Second, hardly anyone lines bitumen membranes for roof to wall intersections, leading to leaks.

And lastly, no regard for spacing between fascia to roofing gaps, which leads to rot and water wicking up. To make it worse, no attempts at flashing that area either. Once I finish step flashing the wall intersection, I also place copper flashing sandwiched between fascia and subfascia to step flash dormer to roof intersection, as wind driven rain here often leads to soffit and fascia rot on dormers. Lack of gap on fascia makes it much worse. Photo attached does not have fascia board yet, since it had to be replaced due to extensive rot from contact with roof deck. 

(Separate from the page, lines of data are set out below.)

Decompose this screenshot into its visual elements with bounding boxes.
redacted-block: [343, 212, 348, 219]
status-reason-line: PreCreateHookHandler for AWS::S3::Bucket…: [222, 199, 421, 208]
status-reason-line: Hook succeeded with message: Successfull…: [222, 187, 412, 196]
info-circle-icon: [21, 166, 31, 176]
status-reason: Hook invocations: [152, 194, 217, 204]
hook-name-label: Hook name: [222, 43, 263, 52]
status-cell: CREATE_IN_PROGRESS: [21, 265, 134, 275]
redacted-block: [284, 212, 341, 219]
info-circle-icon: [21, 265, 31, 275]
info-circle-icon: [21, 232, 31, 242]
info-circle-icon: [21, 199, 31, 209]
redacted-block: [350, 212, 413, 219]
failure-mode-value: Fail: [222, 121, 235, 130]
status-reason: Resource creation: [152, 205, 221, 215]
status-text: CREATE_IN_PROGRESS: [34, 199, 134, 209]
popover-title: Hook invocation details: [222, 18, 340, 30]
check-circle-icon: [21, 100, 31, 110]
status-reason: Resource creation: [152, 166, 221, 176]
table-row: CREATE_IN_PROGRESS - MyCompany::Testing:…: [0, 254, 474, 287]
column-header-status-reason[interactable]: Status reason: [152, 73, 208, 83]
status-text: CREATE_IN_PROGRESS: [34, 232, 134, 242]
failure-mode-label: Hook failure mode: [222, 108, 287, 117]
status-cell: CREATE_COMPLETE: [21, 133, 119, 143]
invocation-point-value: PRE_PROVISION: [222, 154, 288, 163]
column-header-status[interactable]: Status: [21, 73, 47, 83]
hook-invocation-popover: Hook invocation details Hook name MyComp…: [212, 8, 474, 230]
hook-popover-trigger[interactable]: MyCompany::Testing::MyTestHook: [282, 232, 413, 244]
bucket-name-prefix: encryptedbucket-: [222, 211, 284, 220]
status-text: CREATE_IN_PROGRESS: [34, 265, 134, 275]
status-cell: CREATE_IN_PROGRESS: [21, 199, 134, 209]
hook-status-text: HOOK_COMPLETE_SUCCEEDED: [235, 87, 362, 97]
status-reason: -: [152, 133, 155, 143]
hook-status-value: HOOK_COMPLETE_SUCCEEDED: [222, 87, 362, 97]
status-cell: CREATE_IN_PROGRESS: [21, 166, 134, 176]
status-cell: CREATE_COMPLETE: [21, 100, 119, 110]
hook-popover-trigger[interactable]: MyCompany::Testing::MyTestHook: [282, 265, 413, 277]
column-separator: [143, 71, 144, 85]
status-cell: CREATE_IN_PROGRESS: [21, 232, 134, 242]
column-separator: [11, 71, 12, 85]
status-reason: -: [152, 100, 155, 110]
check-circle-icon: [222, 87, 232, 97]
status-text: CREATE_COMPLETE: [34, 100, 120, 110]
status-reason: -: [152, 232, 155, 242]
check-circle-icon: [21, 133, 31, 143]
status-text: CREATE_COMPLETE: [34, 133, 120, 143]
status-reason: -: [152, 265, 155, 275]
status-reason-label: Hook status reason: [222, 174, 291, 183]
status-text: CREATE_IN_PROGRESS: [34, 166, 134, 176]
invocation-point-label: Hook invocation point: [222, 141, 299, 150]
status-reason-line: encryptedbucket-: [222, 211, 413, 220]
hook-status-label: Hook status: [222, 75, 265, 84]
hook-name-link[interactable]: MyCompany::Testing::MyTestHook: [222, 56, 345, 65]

This is just one section of the roof, more horror stories to come. Anyone else willing to contribute to proper flashing of error prone places?


----------



## Marco Fontana (Mar 10, 2019)

I’m just curious why you use copper flashing with a shingle that will last 20 years. Are you in a coastal area?


----------



## 19roofer (Apr 16, 2019)

I think There's a few reasons why flashing are not correct or missing. A lot of work is sub out so get it done and move on, their name isn't on it.alot of guys just don't know how to do it or understand how water flows.
When I do it I make sure it's right and looks nice. yeah,it may take a little extra time but no leaks looks nice and homeowner is happy. If it does leak I'm the one going back to fix, that's embarrassing.


----------



## Doctor Roof (Apr 18, 2019)

*Chimney Flashing*

A properly flashed chimney has no lead showing on each side of it. If they had just laid one more course first the lead would be under shingles not exposed and ugly. I see exposed lead on new construction all of the time. No lead showing looks so much cleaner.


----------



## Doctor Roof (Apr 18, 2019)

Bye the way, Nice Work!


----------



## BirminghamRoofs (Jul 2, 2020)

This is a peeve of mine and needless to say i have to teach every "roofer" i meet what counter flashing is. It blows my mind the things that it see.


----------